Spending confidence has improved in June—especially in discretionary goods—suggesting that retail sales will improve from last month’s letup.
The improvement in the Spending Confidence Index™ among discretionary goods is especially evident in clothing, homegoods, and leisure goods. Among consumable goods, confidence has lagged in food and grocery, but has picked up in the health and beauty category.
The Index and its components are measures of consumer sentiment created by MacroSavvy™ in partnership with Prosper Insights & Analytics™. The white paper at this link explains why the new index is an improvement over existing measures of confidence.
The summary scorecard shows the clearer insight into consumer sentiment provided by the new index compared with the other more widely followed measures of confidence.
The latest data on the consumer confidence index from the Conference Board and the consumer sentiment index from the University of Michigan show a mix of components moving in opposing directions on a month-to-month and year-to-year basis.
Meanwhile, the Spending Confidence Index™ indicates:
- A month-to-month pickup. The pickup in spending confidence is partly the result of a comparison to relatively weak prior month. Confidence remains up year-to-year and year-to-date at rates that are close to the trend of the past year.

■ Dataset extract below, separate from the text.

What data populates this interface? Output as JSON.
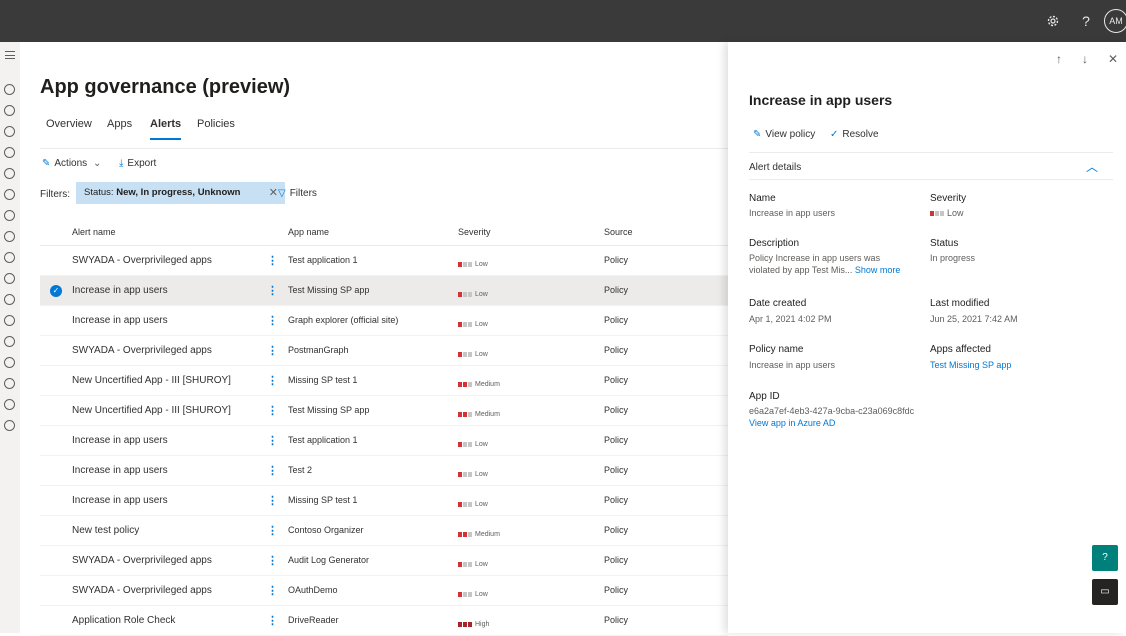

- Discretionary goods strength. The month-to-month pickup was strongest in discretionary goods categories, particularly clothing, homegoods, and leisure goods.
- Consumable goods lag. Although spending confidence in consumable categories picked up in June, it remains relatively weaker compared with discretionary goods. This partly reflects weak or declining prices in food and grocery categories, given the related price trends.